L’introduzione dei dazi da parte degli Stati Uniti sta generando nuove pressioni sui porti europei ora che i disagi provocati dalla quasi totale anemia dei transiti da Suez stavano scemando e monitorare l’impatto sui grandi scali del Nord Europa ne può misurare l’entità.
Uno degli esempi più chiari è il Porto di Anversa-Bruges, che nel primo trimestre del 2025 ha registrato un traffico di 67,7 milioni di tonnellate, che rappresentano un calo del 4,0% rispetto all’anno precedente. Al contrario sono in crescita i container, del 4,6% in tonnellate e del 4,5% in TEU, ma sono i flussi di merce sfusa ad aver subito forti contrazioni: in particolare, il segmento ‘liquid bulk’ è sceso del 19,1%, con flessioni che interessano benzina, nafta e LNG.
Le tensioni globali, acuitesi parallelamente alle riorganizzazioni delle alleanze del trasporto containerizzato che hanno ridisegnato settore, hanno avuto come conseguenza tempi di stazionamento più lunghi che si traducono in una maggiore pressione sulle infrastrutture portuali.
I dazi USA non hanno ancora avuto un impatto drastico, ma si osservano alcune prime variazioni rispetto agli andamenti storici: le esportazioni di acciaio, ad esempio, hanno avuto un picco temporaneo a gennaio, mentre quelle di automobili verso gli USA sono diminuite del 20%, in linea con il calo generale dell’export di veicoli.
Savona-Vado e i porti mediterranei in difficoltà
Se il Nord Europa vede un impatto contenuto, i porti mediterranei, come Savona-Vado, affrontano una situazione più complessa.

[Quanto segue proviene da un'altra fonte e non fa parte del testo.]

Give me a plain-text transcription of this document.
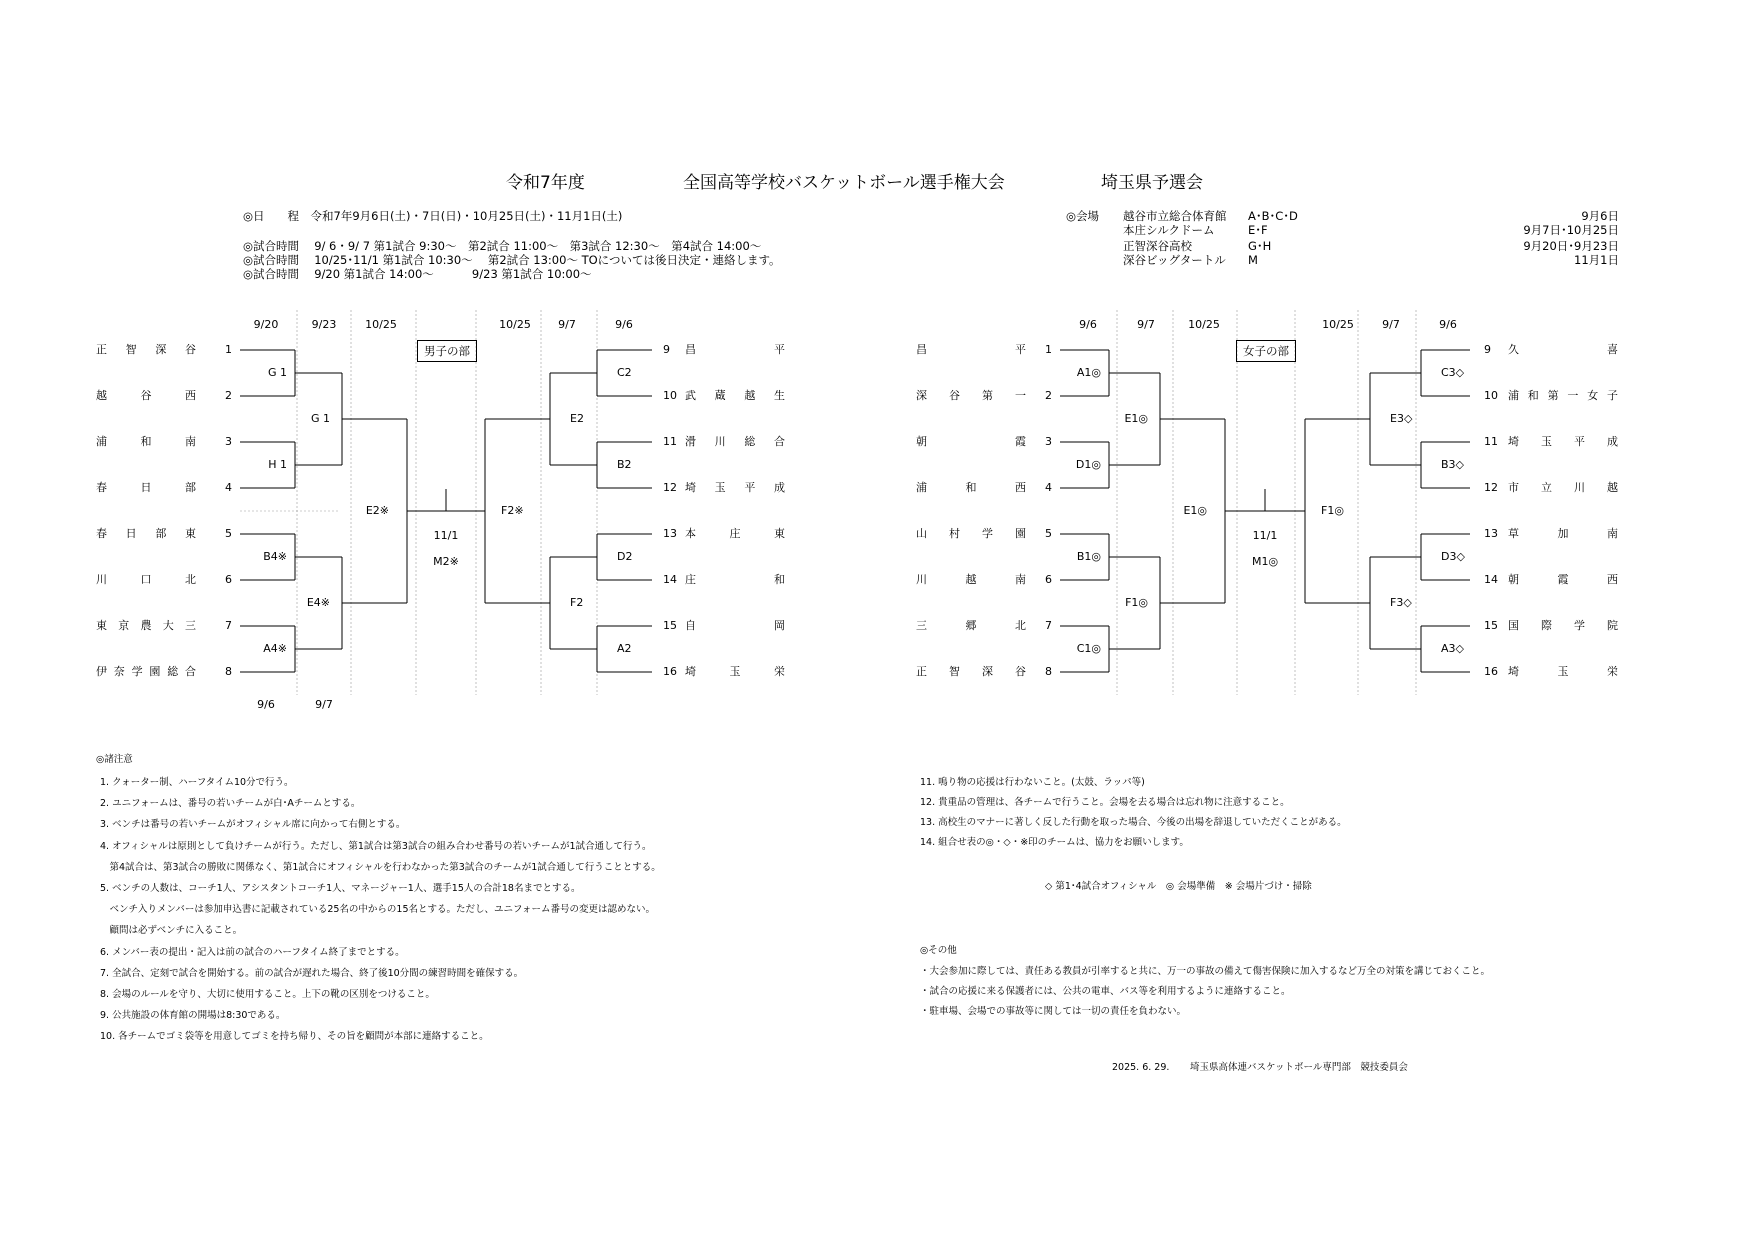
令和7年度	全国高等学校バスケットボール選手権大会	埼玉県予選会
◎日　　程　令和7年9月6日(土)・7日(日)・10月25日(土)・11月1日(土)
◎試合時間　 9/ 6・9/ 7 第1試合 9:30～　第2試合 11:00～　第3試合 12:30～　第4試合 14:00～
◎試合時間　 10/25･11/1 第1試合 10:30～　 第2試合 13:00～ TOについては後日決定・連絡します。
◎試合時間　 9/20 第1試合 14:00～　　　 9/23 第1試合 10:00～
◎会場 越谷市立総合体育館 A･B･C･D	9月6日
本庄シルクドーム	E･F	9月7日･10月25日
正智深谷高校	G･H	9月20日･9月23日
深谷ビッグタートル M	11月1日
正 智 深 谷	1
越	谷	西	2
浦	和	南	3
春	日	部	4
春 日 部 東	5
川	口	北	6
東 京 農 大 三	7
伊 奈 学 園 総 合	8
9 昌	平
10 武 蔵 越 生
11 滑 川 総 合
12 埼 玉 平 成
13 本	庄	東
14 庄	和
15 自	岡
16 埼	玉	栄
G 1	C2
H 1	B2
B4※	D2
A4※	A2
G 1	E2
E4※	F2
E2※	F2※
11/1
M2※
男子の部
9/20	9/23	10/25	10/25	9/7	9/6
9/6	9/7
昌	平	1
深 谷 第 一	2
朝	霞	3
浦	和	西	4
山 村 学 園	5
川	越	南	6
三	郷	北	7
正 智 深 谷	8
9 久	喜
10 浦 和 第 一 女 子
11 埼 玉 平 成
12 市 立 川 越
13 草	加	南
14 朝	霞	西
15 国 際 学 院
16 埼	玉	栄
A1◎	C3◇
D1◎	B3◇
B1◎	D3◇
C1◎	A3◇
E1◎	E3◇
F1◎	F3◇
E1◎	F1◎
11/1
M1◎
女子の部
9/6	9/7	10/25	10/25	9/7	9/6
◎諸注意
1. クォーター制、ハーフタイム10分で行う。
2. ユニフォームは、番号の若いチームが白･Aチームとする。
3. ベンチは番号の若いチームがオフィシャル席に向かって右側とする。
4. オフィシャルは原則として負けチームが行う。ただし、第1試合は第3試合の組み合わせ番号の若いチームが1試合通して行う。
　第4試合は、第3試合の勝敗に関係なく、第1試合にオフィシャルを行わなかった第3試合のチームが1試合通して行うこととする。
5. ベンチの人数は、コーチ1人、アシスタントコーチ1人、マネージャー1人、選手15人の合計18名までとする。
　ベンチ入りメンバーは参加申込書に記載されている25名の中からの15名とする。ただし、ユニフォーム番号の変更は認めない。
　顧問は必ずベンチに入ること。
6. メンバー表の提出・記入は前の試合のハーフタイム終了までとする。
7. 全試合、定刻で試合を開始する。前の試合が遅れた場合、終了後10分間の練習時間を確保する。
8. 会場のルールを守り、大切に使用すること。上下の靴の区別をつけること。
9. 公共施設の体育館の開場は8:30である。
10. 各チームでゴミ袋等を用意してゴミを持ち帰り、その旨を顧問が本部に連絡すること。
11. 鳴り物の応援は行わないこと。(太鼓、ラッパ等)
12. 貴重品の管理は、各チームで行うこと。会場を去る場合は忘れ物に注意すること。
13. 高校生のマナーに著しく反した行動を取った場合、今後の出場を辞退していただくことがある。
14. 組合せ表の◎・◇・※印のチームは、協力をお願いします。
◇ 第1･4試合オフィシャル　◎ 会場準備　※ 会場片づけ・掃除
◎その他
・大会参加に際しては、責任ある教員が引率すると共に、万一の事故の備えて傷害保険に加入するなど万全の対策を講じておくこと。
・試合の応援に来る保護者には、公共の電車、バス等を利用するように連絡すること。
・駐車場、会場での事故等に関しては一切の責任を負わない。
2025. 6. 29. 埼玉県高体連バスケットボール専門部　競技委員会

Questi scali, essenziali per il commercio transatlantico dell’Italia, potrebbero risentire di un impatto economico potenziale stimato in 4-5 miliardi di euro, dovuto in parte agli extra costi portuali e in parte alla riduzione degli scambi.

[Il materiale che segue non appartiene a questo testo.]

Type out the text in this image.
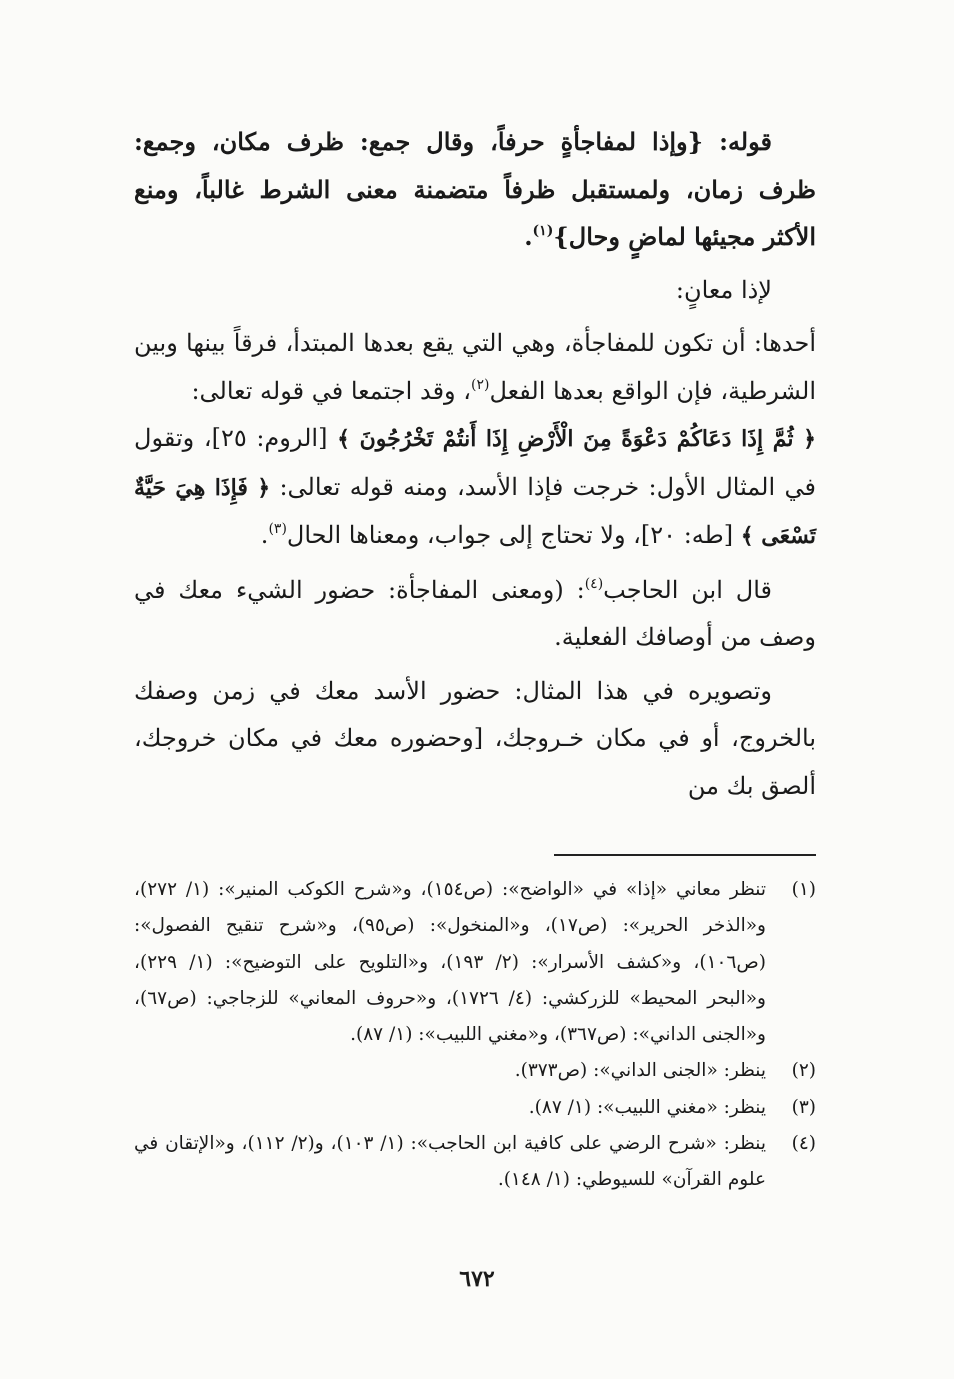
قوله: {وإذا لمفاجأةٍ حرفاً، وقال جمع: ظرف مكان، وجمع: ظرف زمان، ولمستقبل ظرفاً متضمنة معنى الشرط غالباً، ومنع الأكثر مجيئها لماضٍ وحال}$^{(١)}$.

لإذا معانٍ:

أحدها: أن تكون للمفاجأة، وهي التي يقع بعدها المبتدأ، فرقاً بينها وبين الشرطية، فإن الواقع بعدها الفعل$^{(٢)}$، وقد اجتمعا في قوله تعالى:
﴿ ثُمَّ إِذَا دَعَاكُمْ دَعْوَةً مِنَ الْأَرْضِ إِذَا أَنتُمْ تَخْرُجُونَ ﴾ [الروم: ٢٥]، وتقول في المثال الأول: خرجت فإذا الأسد، ومنه قوله تعالى: ﴿ فَإِذَا هِيَ حَيَّةٌ تَسْعَى ﴾ [طه: ٢٠]، ولا تحتاج إلى جواب، ومعناها الحال$^{(٣)}$.

قال ابن الحاجب$^{(٤)}$: (ومعنى المفاجأة: حضور الشيء معك في وصف من أوصافك الفعلية.

وتصويره في هذا المثال: حضور الأسد معك في زمن وصفك بالخروج، أو في مكان خـروجك، [وحضوره معك في مكان خروجك، ألصق بك من

(١)
تنظر معاني «إذا» في «الواضح»: (ص١٥٤)، و«شرح الكوكب المنير»: (١/ ٢٧٢)، و«الذخر الحرير»: (ص١٧)، و«المنخول»: (ص٩٥)، و«شرح تنقيح الفصول»: (ص١٠٦)، و«كشف الأسرار»: (٢/ ١٩٣)، و«التلويح على التوضيح»: (١/ ٢٢٩)، و«البحر المحيط» للزركشي: (٤/ ١٧٢٦)، و«حروف المعاني» للزجاجي: (ص٦٧)، و«الجنى الداني»: (ص٣٦٧)، و«مغني اللبيب»: (١/ ٨٧).
(٢)
ينظر: «الجنى الداني»: (ص٣٧٣).
(٣)
ينظر: «مغني اللبيب»: (١/ ٨٧).
(٤)
ينظر: «شرح الرضي على كافية ابن الحاجب»: (١/ ١٠٣)، و(٢/ ١١٢)، و«الإتقان في علوم القرآن» للسيوطي: (١/ ١٤٨).
٦٧٢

La frenata nel commercio di acciaio e prodotti industriali pesa in particolare sui traffici della Liguria, mentre le esportazioni italiane cercano di riequilibrare le rotte verso mercati alternativi.
Più in generale, i porti del Mediterraneo stanno vivendo una fase di incertezza. L’aumento della concorrenza asiatica, le difficoltà dell’industria europea e le tensioni sui costi energetici mettono sotto pressione il comparto. La situazione è aggravata dalle complesse normative UE, che, ora come ora, finiscono per rallentare l’adeguamento delle infrastrutture portuali alle nuove esigenze di mercato.

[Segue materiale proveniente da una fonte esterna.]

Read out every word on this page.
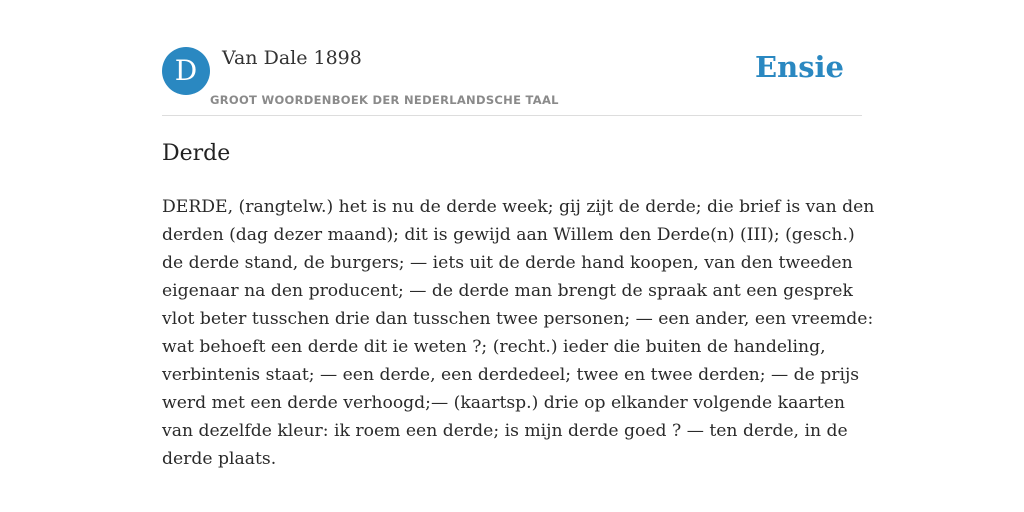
D	Van Dale 1898
GROOT WOORDENBOEK DER NEDERLANDSCHE TAAL
Ensie
Derde

DERDE, (rangtelw.) het is nu de derde week; gij zijt de derde; die brief is van den
derden (dag dezer maand); dit is gewijd aan Willem den Derde(n) (III); (gesch.)
de derde stand, de burgers; — iets uit de derde hand koopen, van den tweeden
eigenaar na den producent; — de derde man brengt de spraak ant een gesprek
vlot beter tusschen drie dan tusschen twee personen; — een ander, een vreemde:
wat behoeft een derde dit ie weten ?; (recht.) ieder die buiten de handeling,
verbintenis staat; — een derde, een derdedeel; twee en twee derden; — de prijs
werd met een derde verhoogd;— (kaartsp.) drie op elkander volgende kaarten
van dezelfde kleur: ik roem een derde; is mijn derde goed ? — ten derde, in de
derde plaats.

Strategie europee per mitigare la crisi
L’Unione Europea sta cercando soluzioni per limitare gli effetti negativi delle tensioni commerciali venutesi a creare.
Mentre Bruxelles punta ad una mediazione con Trump e cerca di tenere a freno i ‘falchi’ pro-strumenti anti-coercizione, nel mare magno delle opinioni c’è chi invoca il rilancio e la rivalutazione del progetto “Mediterraneo – Area di Libero Scambio 2010”, che puntava, nell’allora contesto del Processo di Barcellona del 1995, a ridurre progressivamente le barriere tariffarie tra l’UE e gli altri Paesi mediterranei.
Parallelamente, i principali porti, tra cui Anversa-Bruges e Rotterdam, sostengono la necessità di attuare il Clean Industrial Deal, un pacchetto di interventi pensato per rafforzare la competitività europea, ridurre i costi di produzione e incentivare gli investimenti nel settore portuale.
L’obiettivo è ripristinare una posizione strategica forte nel commercio globale, limitando la dipendenza dalle dinamiche statunitensi e asiatiche. Ovviamente, resta da vedere quanto le contromisure europee saranno sufficienti a contrastare i cambiamenti imposti dalle nuove politiche commerciali globali.
L’industria portuale europea si trova di fronte ad un bivio tra il trovare un equilibrio tra protezione economica e l’apertura ai mercati. Data l’estrema fluidità della situazione internazionale i prossimi mesi saranno decisivi per capire se il settore riuscirà a mantenere competitività e stabilità in questo contesto.